The two lads drew rein, seeing that he wished first to tell the others who they were, before bringing them up; and a strange little thing fell as Mr. Garlick joined the two. For it happened that by now the sun was

at his setting; going down in a glory of crimson over the edge of the high moor; and that the three riders were directly in his path from where the two lads waited. Robin, therefore, looking at them, saw the three all together on their horses with the circle of the sun about them, and a great flood of blood-coloured light on every side; the priest was in the midst of the three, and the two men leaning towards him seemed to be speaking and as if encouraging him strongly. For an instant, so strange was the light, so immense the shadows on this side spread over the tumbled ground up to the lads themselves, so vast the great vault of illuminated sky, that it seemed to Robin as if he saw a vision…. Then the strangeness passed, as Mr. Garlick turned away again to beckon to them; and the boy thought no more of it at that time.

They uncovered as they rode towards the priest, and bowed low to him as he lifted his hand with a few words of Latin; and the next instant they were in talk.

Mr. Simpson, like his friends, was a youngish man at this time, with a kind face and great, innocent eyes that seemed to wonder and question. Mr. Ludlam, too, was under thirty years old, plainly not of gentleman's birth, though he was courteous and well-mannered. It seemed a great matter to these three to have fallen in with young Mr. Babington, whose family was so well-known, and whose own fame as a scholar, as well as an ardent Catholic, was all over the county.

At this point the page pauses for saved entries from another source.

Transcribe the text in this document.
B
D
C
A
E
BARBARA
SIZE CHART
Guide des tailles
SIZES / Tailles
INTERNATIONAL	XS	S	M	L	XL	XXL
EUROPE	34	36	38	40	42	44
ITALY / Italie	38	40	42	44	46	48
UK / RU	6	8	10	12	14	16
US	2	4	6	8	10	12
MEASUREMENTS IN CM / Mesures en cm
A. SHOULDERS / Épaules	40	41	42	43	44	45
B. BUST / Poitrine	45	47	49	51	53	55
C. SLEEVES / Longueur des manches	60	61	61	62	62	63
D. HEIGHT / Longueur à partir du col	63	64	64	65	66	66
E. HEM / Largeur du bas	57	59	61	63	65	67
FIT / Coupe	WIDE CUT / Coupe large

Robin said little; he was overshadowed by his friend; but he listened and watched as the four spoke together, and learned that Mr. Simpson had been made priest scarcely a month before, and was come from Yorkshire, which was his own county, to minister in the district of the Peak at least for awhile. He heard, too, news from Douay, and that the college, it was thought, might move from there to another place under the protection of the family of De Guise, since her Grace was very hot against Douay, whence so many of her troubles proceeded, and was doing her best to persuade the Governor of the Netherlands to suppress it. However, said Mr. Simpson, it was not yet done.

Anthony, too, in his turn gave the news of the county; he spoke of Mr. Fenton, of the FitzHerberts and others that were safe and discreet persons; but he said nothing at that time of Mr. Audrey of Matstead, at which Robin was glad, since his shame deepened on him every hour, and all the more now that he had met with those three men who rode so gallantly through the country in peril of liberty or life itself. Nor did he say anything of the FitzHerberts except that they might be relied upon.

"We must be riding," said Garlick at last; "these moors are strange to me; and it will be dark in half an hour."

"Will you allow me to be your guide, sir?" asked Anthony of the priest. "It is all in my road, and you will not be troubled with questions or answers if you are in my company."

"But what of your friend, sir?"

"Oh! Robin knows the country as he knows the flat of his hand. We were about to separate as we met you."

"Then we will thankfully accept your guidance, sir," said the priest gravely.

An impulse seized upon Robin as he was about to say good-day, though he was ashamed of it five minutes later as a modest lad would be. Yet he followed it now; he leapt off his horse and, holding Cecily's rein in his arm, kneeled on the stones with both knees.

"Your blessing, sir," he said to the priest. And Anthony eyed him with astonishment.